Vu ce qui précède, il est inutile d'examiner s'il y a lieu de tenir compte de l'incapacité de travail de la recourante pour établir la date déterminante à partir de laquelle elle a pu revendiquer l'indemnité de chômage.
4. Il découle des considérants qui précèdent que le recours doit être admis et la décision attaquée annulée, la cause étant renvoyée à l'autorité intimée pour qu'elle examine si les autres conditions de l'art. 8 al. 1 LACI sont réunies avant, cas échéant, d'ouvrir un nouveau délai-cadre d'indemnisation en faveur de la recourante. La recourante qui obtient gain de cause avec l'aide d'un mandataire professionnel a droit à des dépens (art. 55 LJPA). Au surplus, l'arrêt sera rendu sans frais conformément à l'art. 61 lit. a LPGA.
Par ces motifs
le Tribunal administratif
arrête:
I. Le recours est admis.
II. La décision sur opposition de la Caisse cantonale de chômage du 1er juin 2005 est annulée et la cause lui est renvoyée pour nouvelle décision au sens des considérants.

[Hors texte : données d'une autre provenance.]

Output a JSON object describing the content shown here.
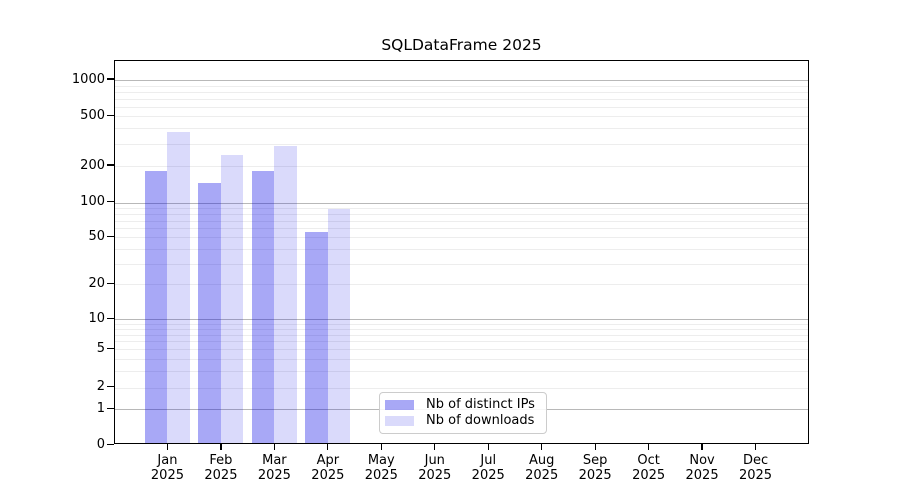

III. La Caisse cantonale de chômage versera la somme de 800 (huit cents) francs à A.________ à titre de dépens.
IV. Il n'est pas perçu d'émolument.
Lausanne, le 20 octobre 2005
Le président: La
greffière:
Le présent arrêt est communiqué aux destinataires de l'avis d'envoi ci-joint.
La présente décision peut faire l'objet, dans les trente jours suivant sa communication, d'un recours au Tribunal fédéral des assurances, Schweizerhofquai 6, 6004 Lucerne. Le recours s'exerce par acte écrit, déposé en trois exemplaires, indiquant :
a) quelle décision le recourant désire obtenir en lieu et place de la présente décision;
b) pour quels motifs le recourant s'estime en droit d'obtenir cette autre décision;
c) quels moyens de preuve le recourant invoque à l'appui de ses motifs.
La présente décision et l'enveloppe dans laquelle elle a été expédiée, ainsi que les pièces invoquées comme moyens de preuve, lorsqu'elles se trouvent en mains du recourant, seront jointes au recours.